3. DELETE: Parent Queues Cannot Be Deleted If They Have Children
Deleting a parent queue while child queues still reference it would leave orphaned children pointing at a non-existent parent. The webhook blocks this and returns an error asking the administrator to delete or reassign child queues first.
The Feature Flag
The quota validation is gated behind a --enable-quota-validation flag on the queue controller. This was a deliberate choice during the PR review process with the KAI maintainers — it allows existing deployments to adopt the validator incrementally without breaking current queue configurations that might already have inconsistencies.
For new deployments, we'd recommend enabling it from day one. For existing clusters, enable it after auditing and fixing any existing queue hierarchy misconfigurations.
What We Learned Contributing to KAI
A few observations from the contribution process that might be useful if you're considering contributing to KAI Scheduler:
The review process is thorough. The PR went through 8 commits across two months (January to March 2026) with reviews from multiple NVIDIA maintainers. The feedback was substantive — it pushed the implementation toward better patterns, proper test coverage, and the right level of strictness for each validation scenario.
Test coverage is non-negotiable. The PR includes comprehensive validation tests covering all webhook operations — valid creates, invalid creates, quota boundary conditions, update warnings, and delete protections. If you're planning a contribution, write your tests first.
Convention matters. The project follows Conventional Commits for PR titles (feat(queue-controller): add queue validator), and the code structure follows established patterns in the codebase. Spend time reading existing controllers and webhooks before writing your own.
Why This Matters for GPU Infrastructure Operators
If you're running multi-tenant GPU clusters — whether that's a shared training cluster for internal ML teams, or a GPU-as-a-service platform for external customers — quota enforcement at the admission level is table stakes. Without it, you're relying on everyone to get their YAML right, every time.
The queue validator turns a class of runtime surprises into deploy-time errors.
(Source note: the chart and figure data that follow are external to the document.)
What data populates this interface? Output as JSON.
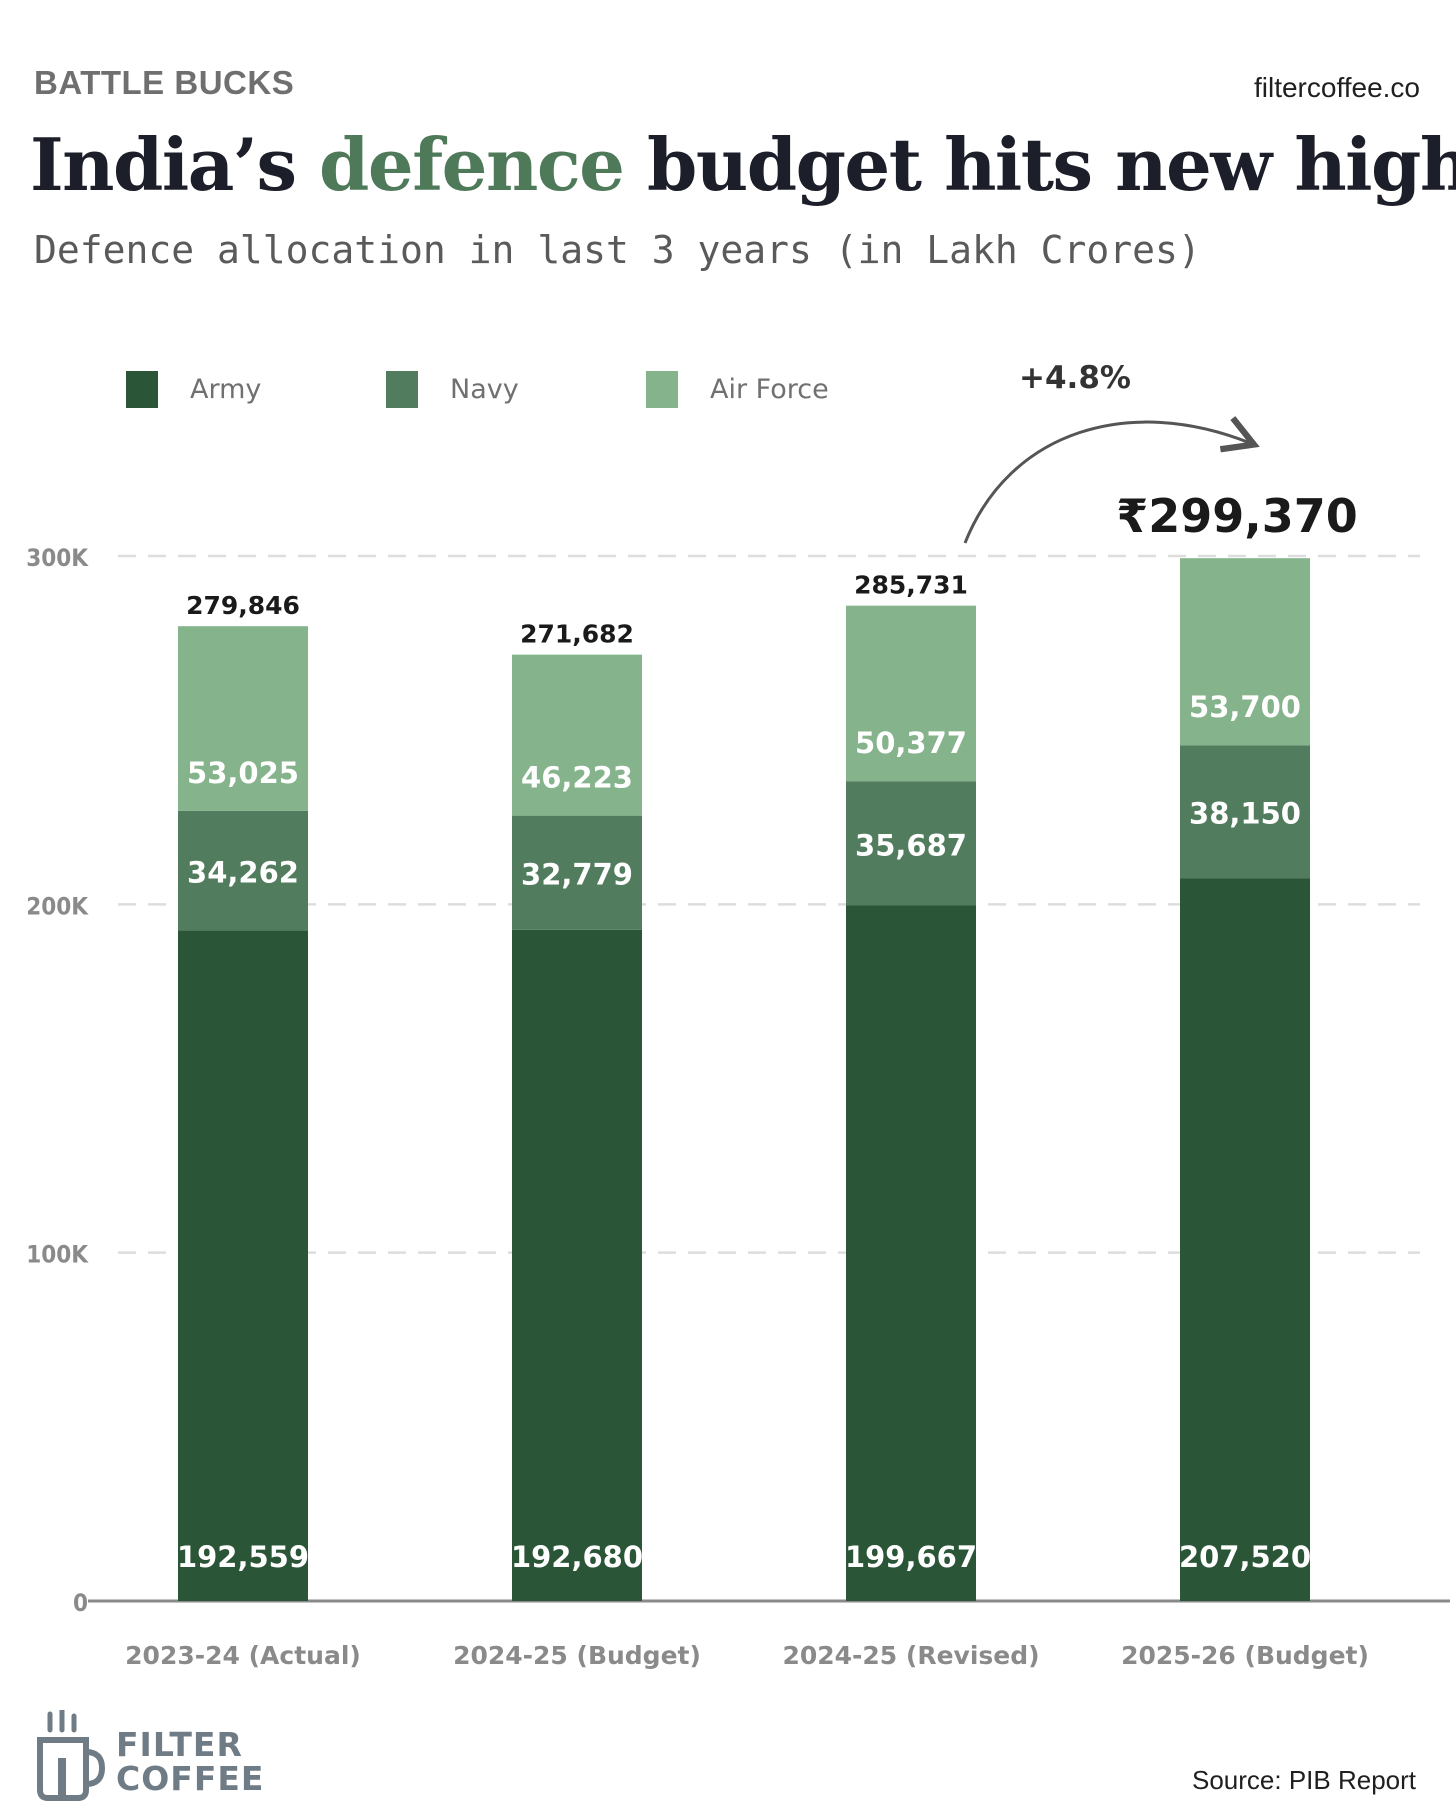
{
  "header": {
    "kicker": "BATTLE BUCKS",
    "site": "filtercoffee.co",
    "title_prefix": "India’s ",
    "title_accent": "defence",
    "title_suffix": " budget hits new highs",
    "subtitle": "Defence allocation in last 3 years (in Lakh Crores)"
  },
  "chart_data": {
    "type": "bar",
    "stacked": true,
    "categories": [
      "2023-24 (Actual)",
      "2024-25 (Budget)",
      "2024-25 (Revised)",
      "2025-26 (Budget)"
    ],
    "series": [
      {
        "name": "Army",
        "values": [
          192559,
          192680,
          199667,
          207520
        ],
        "color": "#2a5537"
      },
      {
        "name": "Navy",
        "values": [
          34262,
          32779,
          35687,
          38150
        ],
        "color": "#517c5d"
      },
      {
        "name": "Air Force",
        "values": [
          53025,
          46223,
          50377,
          53700
        ],
        "color": "#84b38c"
      }
    ],
    "totals": [
      "279,846",
      "271,682",
      "285,731",
      "₹299,370"
    ],
    "value_labels": [
      [
        "192,559",
        "192,680",
        "199,667",
        "207,520"
      ],
      [
        "34,262",
        "32,779",
        "35,687",
        "38,150"
      ],
      [
        "53,025",
        "46,223",
        "50,377",
        "53,700"
      ]
    ],
    "y_ticks": [
      0,
      100000,
      200000,
      300000
    ],
    "y_tick_labels": [
      "0",
      "100K",
      "200K",
      "300K"
    ],
    "ylim": [
      0,
      300000
    ],
    "grid": true,
    "legend_position": "top-left",
    "annotation": "+4.8%"
  },
  "brand": {
    "logo_line1": "FILTER",
    "logo_line2": "COFFEE",
    "source": "Source: PIB Report"
  }
}
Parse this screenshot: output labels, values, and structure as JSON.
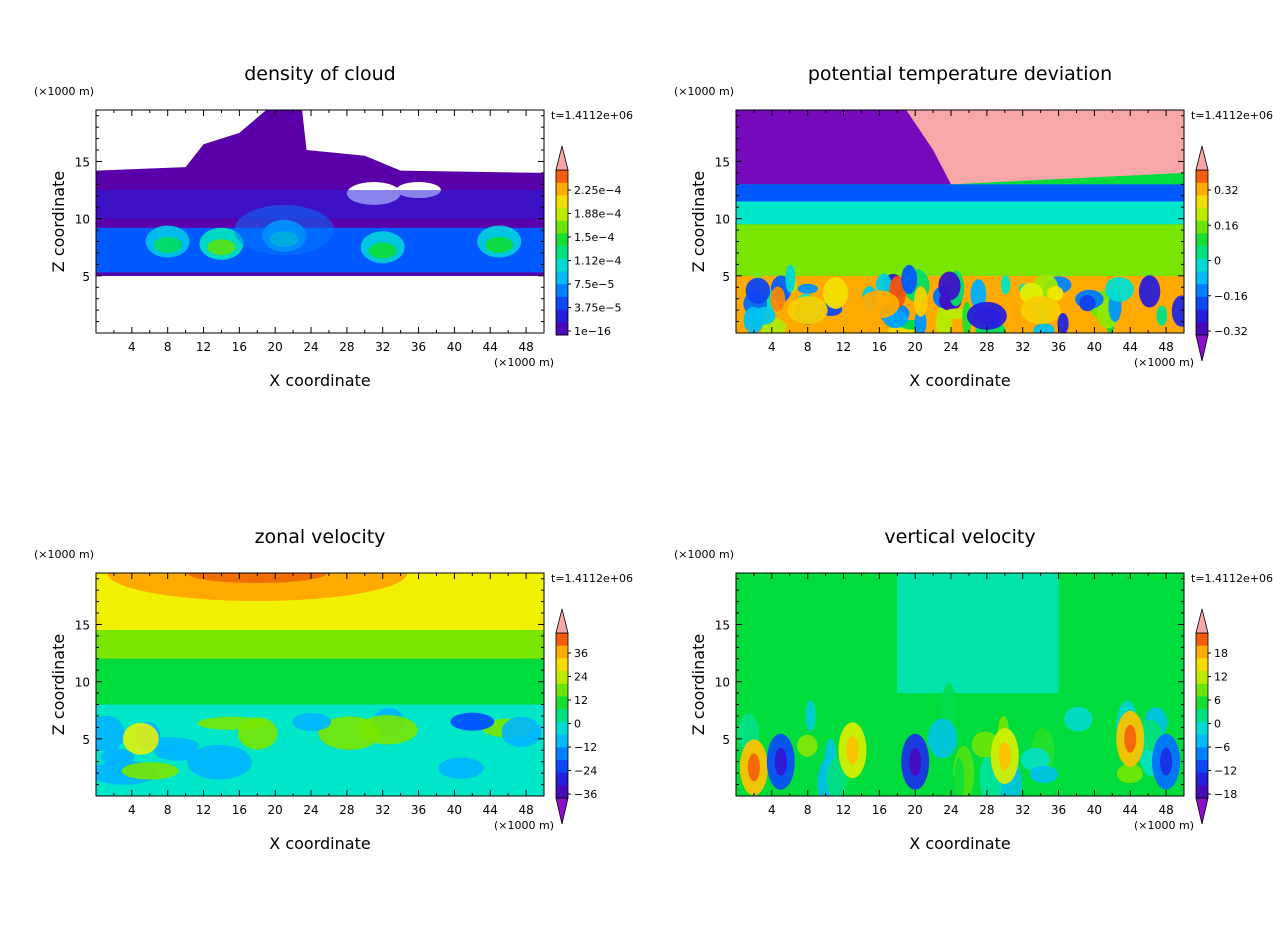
{
  "chart_data": [
    {
      "type": "heatmap",
      "title": "density of cloud",
      "xlabel": "X coordinate",
      "ylabel": "Z coordinate",
      "x_unit": "(×1000 m)",
      "y_unit": "(×1000 m)",
      "time_label": "t=1.4112e+06",
      "xlim": [
        0,
        50
      ],
      "ylim": [
        0,
        19.5
      ],
      "x_ticks": [
        4,
        8,
        12,
        16,
        20,
        24,
        28,
        32,
        36,
        40,
        44,
        48
      ],
      "y_ticks": [
        5,
        10,
        15
      ],
      "colorbar_labels": [
        "2.25e−4",
        "1.88e−4",
        "1.5e−4",
        "1.12e−4",
        "7.5e−5",
        "3.75e−5",
        "1e−16"
      ],
      "colorbar_arrow_top": true,
      "colorbar_arrow_bottom": false,
      "features": [
        {
          "x": 8,
          "z": 8.0,
          "value": 0.00015
        },
        {
          "x": 14,
          "z": 7.8,
          "value": 0.00018
        },
        {
          "x": 21,
          "z": 8.5,
          "value": 0.00013
        },
        {
          "x": 32,
          "z": 7.5,
          "value": 0.00016
        },
        {
          "x": 45,
          "z": 8.0,
          "value": 0.00016
        }
      ]
    },
    {
      "type": "heatmap",
      "title": "potential temperature deviation",
      "xlabel": "X coordinate",
      "ylabel": "Z coordinate",
      "x_unit": "(×1000 m)",
      "y_unit": "(×1000 m)",
      "time_label": "t=1.4112e+06",
      "xlim": [
        0,
        50
      ],
      "ylim": [
        0,
        19.5
      ],
      "x_ticks": [
        4,
        8,
        12,
        16,
        20,
        24,
        28,
        32,
        36,
        40,
        44,
        48
      ],
      "y_ticks": [
        5,
        10,
        15
      ],
      "colorbar_labels": [
        "0.32",
        "0.16",
        "0",
        "−0.16",
        "−0.32"
      ],
      "colorbar_arrow_top": true,
      "colorbar_arrow_bottom": true,
      "features": [
        {
          "x": 15,
          "z": 17,
          "value": -0.4
        },
        {
          "x": 38,
          "z": 17,
          "value": 0.4
        },
        {
          "x": 28,
          "z": 1.5,
          "value": -0.35
        },
        {
          "x": 16,
          "z": 2.5,
          "value": 0.35
        },
        {
          "x": 34,
          "z": 2.0,
          "value": 0.3
        },
        {
          "x": 8,
          "z": 2.0,
          "value": 0.3
        }
      ]
    },
    {
      "type": "heatmap",
      "title": "zonal velocity",
      "xlabel": "X coordinate",
      "ylabel": "Z coordinate",
      "x_unit": "(×1000 m)",
      "y_unit": "(×1000 m)",
      "time_label": "t=1.4112e+06",
      "xlim": [
        0,
        50
      ],
      "ylim": [
        0,
        19.5
      ],
      "x_ticks": [
        4,
        8,
        12,
        16,
        20,
        24,
        28,
        32,
        36,
        40,
        44,
        48
      ],
      "y_ticks": [
        5,
        10,
        15
      ],
      "colorbar_labels": [
        "36",
        "24",
        "12",
        "0",
        "−12",
        "−24",
        "−36"
      ],
      "colorbar_arrow_top": true,
      "colorbar_arrow_bottom": true,
      "features": [
        {
          "x": 18,
          "z": 19,
          "value": 30
        },
        {
          "x": 42,
          "z": 6.5,
          "value": -18
        },
        {
          "x": 26,
          "z": 4,
          "value": -10
        },
        {
          "x": 5,
          "z": 5,
          "value": 8
        }
      ]
    },
    {
      "type": "heatmap",
      "title": "vertical velocity",
      "xlabel": "X coordinate",
      "ylabel": "Z coordinate",
      "x_unit": "(×1000 m)",
      "y_unit": "(×1000 m)",
      "time_label": "t=1.4112e+06",
      "xlim": [
        0,
        50
      ],
      "ylim": [
        0,
        19.5
      ],
      "x_ticks": [
        4,
        8,
        12,
        16,
        20,
        24,
        28,
        32,
        36,
        40,
        44,
        48
      ],
      "y_ticks": [
        5,
        10,
        15
      ],
      "colorbar_labels": [
        "18",
        "12",
        "6",
        "0",
        "−6",
        "−12",
        "−18"
      ],
      "colorbar_arrow_top": true,
      "colorbar_arrow_bottom": true,
      "features": [
        {
          "x": 2,
          "z": 2.5,
          "value": 14
        },
        {
          "x": 5,
          "z": 3,
          "value": -12
        },
        {
          "x": 13,
          "z": 4,
          "value": 10
        },
        {
          "x": 20,
          "z": 3,
          "value": -14
        },
        {
          "x": 30,
          "z": 3.5,
          "value": 10
        },
        {
          "x": 44,
          "z": 5,
          "value": 14
        },
        {
          "x": 48,
          "z": 3,
          "value": -10
        }
      ]
    }
  ]
}
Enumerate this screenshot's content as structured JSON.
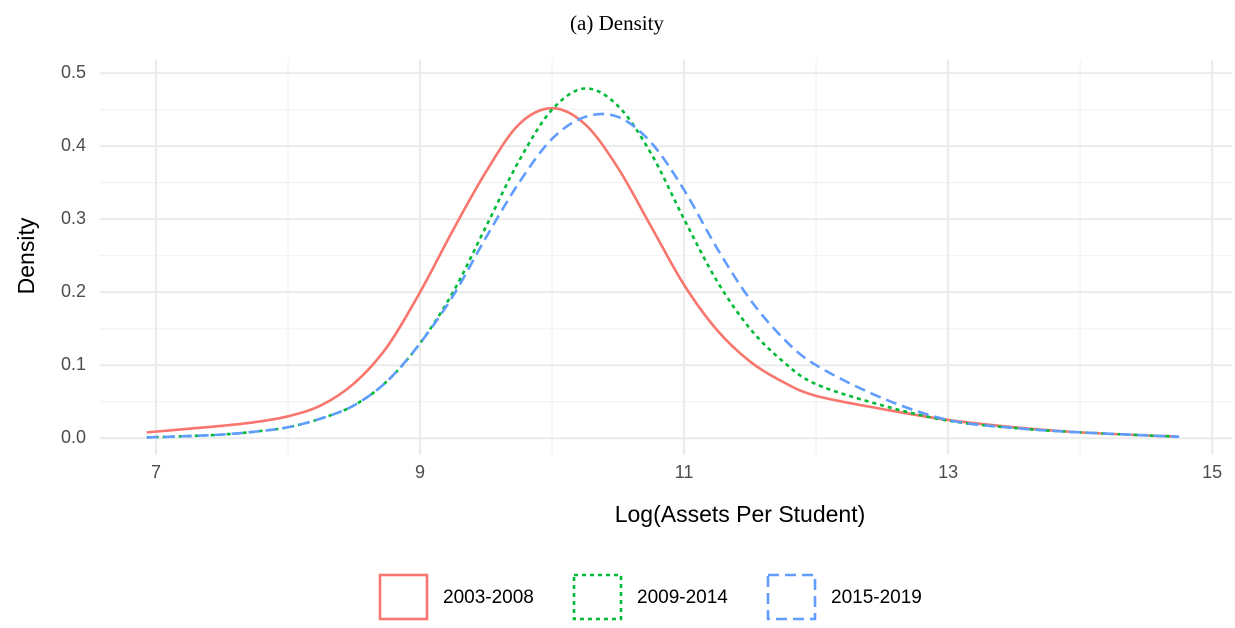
{
  "chart_data": {
    "type": "line",
    "title": "(a) Density",
    "x_label": "Log(Assets Per Student)",
    "y_label": "Density",
    "x": [
      6.93,
      7.25,
      7.5,
      7.75,
      8,
      8.25,
      8.5,
      8.75,
      9,
      9.25,
      9.5,
      9.75,
      10,
      10.25,
      10.5,
      10.75,
      11,
      11.25,
      11.5,
      11.75,
      12,
      12.5,
      13,
      13.5,
      14,
      14.75
    ],
    "series": [
      {
        "name": "2003-2008",
        "color": "#f8766d",
        "linetype": "solid",
        "values": [
          0.008,
          0.013,
          0.017,
          0.022,
          0.03,
          0.045,
          0.075,
          0.125,
          0.2,
          0.285,
          0.365,
          0.43,
          0.452,
          0.43,
          0.37,
          0.29,
          0.21,
          0.148,
          0.105,
          0.077,
          0.058,
          0.04,
          0.025,
          0.015,
          0.008,
          0.002
        ]
      },
      {
        "name": "2009-2014",
        "color": "#00ba38",
        "linetype": "dotted",
        "values": [
          0.001,
          0.003,
          0.005,
          0.009,
          0.015,
          0.027,
          0.045,
          0.078,
          0.13,
          0.2,
          0.29,
          0.38,
          0.45,
          0.479,
          0.455,
          0.39,
          0.3,
          0.215,
          0.15,
          0.105,
          0.074,
          0.045,
          0.024,
          0.014,
          0.008,
          0.002
        ]
      },
      {
        "name": "2015-2019",
        "color": "#619cff",
        "linetype": "dashed",
        "values": [
          0.001,
          0.003,
          0.005,
          0.009,
          0.015,
          0.027,
          0.045,
          0.078,
          0.13,
          0.195,
          0.275,
          0.35,
          0.41,
          0.44,
          0.44,
          0.405,
          0.34,
          0.26,
          0.19,
          0.137,
          0.1,
          0.055,
          0.025,
          0.014,
          0.008,
          0.002
        ]
      }
    ],
    "xlim": [
      6.576,
      15.15
    ],
    "ylim": [
      -0.023,
      0.518
    ],
    "xticks": [
      7,
      9,
      11,
      13,
      15
    ],
    "yticks": [
      {
        "value": 0,
        "label": "0.0"
      },
      0.1,
      0.2,
      0.3,
      0.4,
      0.5
    ],
    "x_minor_ticks": [
      8,
      10,
      12,
      14
    ],
    "y_minor_ticks": [
      0.05,
      0.15,
      0.25,
      0.35,
      0.45
    ],
    "grid": true,
    "legend": "bottom"
  }
}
That's the kind of shift-left that saves on-call engineers from 2am debugging sessions where workloads aren't getting the GPUs they were promised.
At BaaZ, we build and operate these kinds of GPU clusters for startups and SMEs. KAI Scheduler is a core part of our stack for multi-tenant GPU environments, and contributing fixes upstream is how we ensure the tools we depend on keep getting better.
If you're interested in GPU scheduling, multi-tenancy, or Kubernetes-native AI infrastructure, the KAI Scheduler repo is actively looking for contributors. The issue tracker has plenty of open items, and the maintainers are responsive.